Security Considerations

Client-Side Applications

Never expose your API key in client-side code (such as JavaScript running in a browser). Instead, create a server-side application that makes API calls to ZeebeeAI and exposes only the necessary functionality to your client-side code.

Recommended Architecture for Web Applications
  • Your server application authenticates user requests
  • Server makes API calls to ZeebeeAI using your API key
  • Server returns only the necessary data to the browser
  • API key remains secure on your server

This approach protects your API key and gives you control over usage and rate limiting.

Environment Variables

Store your API keys in environment variables rather than in your application code. This prevents them from being accidentally committed to version control systems.

# Example: Setting an environment variable
export ZEEBEE_API_KEY=sk-xxxxxxxxxxxxxxxxxxxxxxxxxxxxxxxxxxxx

# Example: Accessing the environment variable in Node.js
const apiKey = process.env.ZEEBEE_API_KEY;

API Key Permissions

ZeebeeAI supports fine-grained permissions for API keys. When creating a new key, you can specify which operations it can perform.
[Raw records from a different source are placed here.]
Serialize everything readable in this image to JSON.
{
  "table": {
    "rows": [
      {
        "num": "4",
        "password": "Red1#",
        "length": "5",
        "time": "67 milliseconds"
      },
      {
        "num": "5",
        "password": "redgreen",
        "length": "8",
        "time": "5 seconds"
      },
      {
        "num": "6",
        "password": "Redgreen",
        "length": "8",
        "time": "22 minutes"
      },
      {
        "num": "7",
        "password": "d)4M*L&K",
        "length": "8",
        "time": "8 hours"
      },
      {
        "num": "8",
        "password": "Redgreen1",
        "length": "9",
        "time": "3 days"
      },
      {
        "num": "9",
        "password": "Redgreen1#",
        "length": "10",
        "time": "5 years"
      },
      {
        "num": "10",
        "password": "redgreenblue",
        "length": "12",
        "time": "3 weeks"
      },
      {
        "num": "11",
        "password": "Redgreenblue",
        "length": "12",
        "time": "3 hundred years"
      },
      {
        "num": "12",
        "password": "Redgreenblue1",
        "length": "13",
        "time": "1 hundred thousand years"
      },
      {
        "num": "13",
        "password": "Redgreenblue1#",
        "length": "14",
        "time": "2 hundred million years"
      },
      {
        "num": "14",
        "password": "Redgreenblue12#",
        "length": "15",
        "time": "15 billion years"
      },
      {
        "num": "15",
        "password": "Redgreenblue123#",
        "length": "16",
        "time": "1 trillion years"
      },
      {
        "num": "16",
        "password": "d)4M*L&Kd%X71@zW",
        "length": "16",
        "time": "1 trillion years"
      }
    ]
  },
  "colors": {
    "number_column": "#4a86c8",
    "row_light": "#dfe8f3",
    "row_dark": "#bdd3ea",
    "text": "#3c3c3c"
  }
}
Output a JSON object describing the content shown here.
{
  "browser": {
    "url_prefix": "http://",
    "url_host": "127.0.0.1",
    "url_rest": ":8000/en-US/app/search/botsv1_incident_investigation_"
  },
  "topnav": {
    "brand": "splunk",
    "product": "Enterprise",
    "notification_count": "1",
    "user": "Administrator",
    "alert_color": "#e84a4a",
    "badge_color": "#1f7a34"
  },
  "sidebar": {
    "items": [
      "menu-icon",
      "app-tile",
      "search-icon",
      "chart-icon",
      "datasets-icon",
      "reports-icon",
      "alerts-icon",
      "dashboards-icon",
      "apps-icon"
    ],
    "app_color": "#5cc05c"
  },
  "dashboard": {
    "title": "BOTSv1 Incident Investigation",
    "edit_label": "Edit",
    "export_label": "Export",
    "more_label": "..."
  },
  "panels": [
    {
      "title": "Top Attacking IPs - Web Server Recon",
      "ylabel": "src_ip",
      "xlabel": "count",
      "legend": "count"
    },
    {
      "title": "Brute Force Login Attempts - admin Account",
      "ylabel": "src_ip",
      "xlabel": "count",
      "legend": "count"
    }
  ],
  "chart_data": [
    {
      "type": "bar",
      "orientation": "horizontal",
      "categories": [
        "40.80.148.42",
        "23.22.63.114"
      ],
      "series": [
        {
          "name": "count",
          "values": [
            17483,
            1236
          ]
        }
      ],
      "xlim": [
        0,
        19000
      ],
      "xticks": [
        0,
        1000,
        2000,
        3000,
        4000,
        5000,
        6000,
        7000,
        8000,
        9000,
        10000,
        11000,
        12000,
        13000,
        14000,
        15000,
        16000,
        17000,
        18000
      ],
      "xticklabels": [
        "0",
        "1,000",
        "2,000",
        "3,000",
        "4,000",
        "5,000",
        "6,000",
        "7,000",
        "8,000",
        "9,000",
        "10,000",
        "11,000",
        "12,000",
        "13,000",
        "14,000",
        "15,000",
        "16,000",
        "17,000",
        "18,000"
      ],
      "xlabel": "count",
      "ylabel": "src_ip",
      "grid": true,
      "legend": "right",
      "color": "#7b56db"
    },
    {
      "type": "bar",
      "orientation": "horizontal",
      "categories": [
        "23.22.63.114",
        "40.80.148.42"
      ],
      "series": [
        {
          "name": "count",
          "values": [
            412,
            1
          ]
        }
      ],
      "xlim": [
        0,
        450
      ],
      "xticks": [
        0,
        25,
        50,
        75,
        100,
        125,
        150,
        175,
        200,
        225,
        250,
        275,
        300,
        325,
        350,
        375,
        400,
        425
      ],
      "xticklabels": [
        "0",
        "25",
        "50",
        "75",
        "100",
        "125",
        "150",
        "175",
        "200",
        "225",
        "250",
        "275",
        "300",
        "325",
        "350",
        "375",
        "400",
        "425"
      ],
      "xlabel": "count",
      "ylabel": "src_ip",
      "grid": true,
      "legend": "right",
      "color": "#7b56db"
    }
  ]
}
This allows you to follow the principle of least privilege and provide only the permissions needed for each specific application.

Available permission scopes include:

  • chat:read - Allow reading chat history
  • chat:write - Allow creating new chat messages
  • models:read - Allow viewing available models
  • conversations:read - Allow reading conversation history
  • conversations:write - Allow creating and managing conversations
  • voice:read - Allow using speech-to-text features
  • voice:write - Allow using text-to-speech features
  • admin - Full administrative access (use with caution)

Advanced Authentication Topics

Session Handling

For long-running applications, consider implementing a session management system. This allows you to create temporary sessions for clients while keeping your API key secure on the server.

Rate Limiting

API requests are rate-limited based on your subscription tier. When you exceed your rate limit, you'll receive a 429 Too Many Requests response. Rate limits are applied per API key, so using multiple keys can help distribute load in high-traffic applications.

IP Address Restrictions

Enterprise customers can request IP address restrictions to limit which IP addresses can use a particular API key. This provides an additional layer of security by ensuring that even if a key is exposed, it can only be used from authorized networks.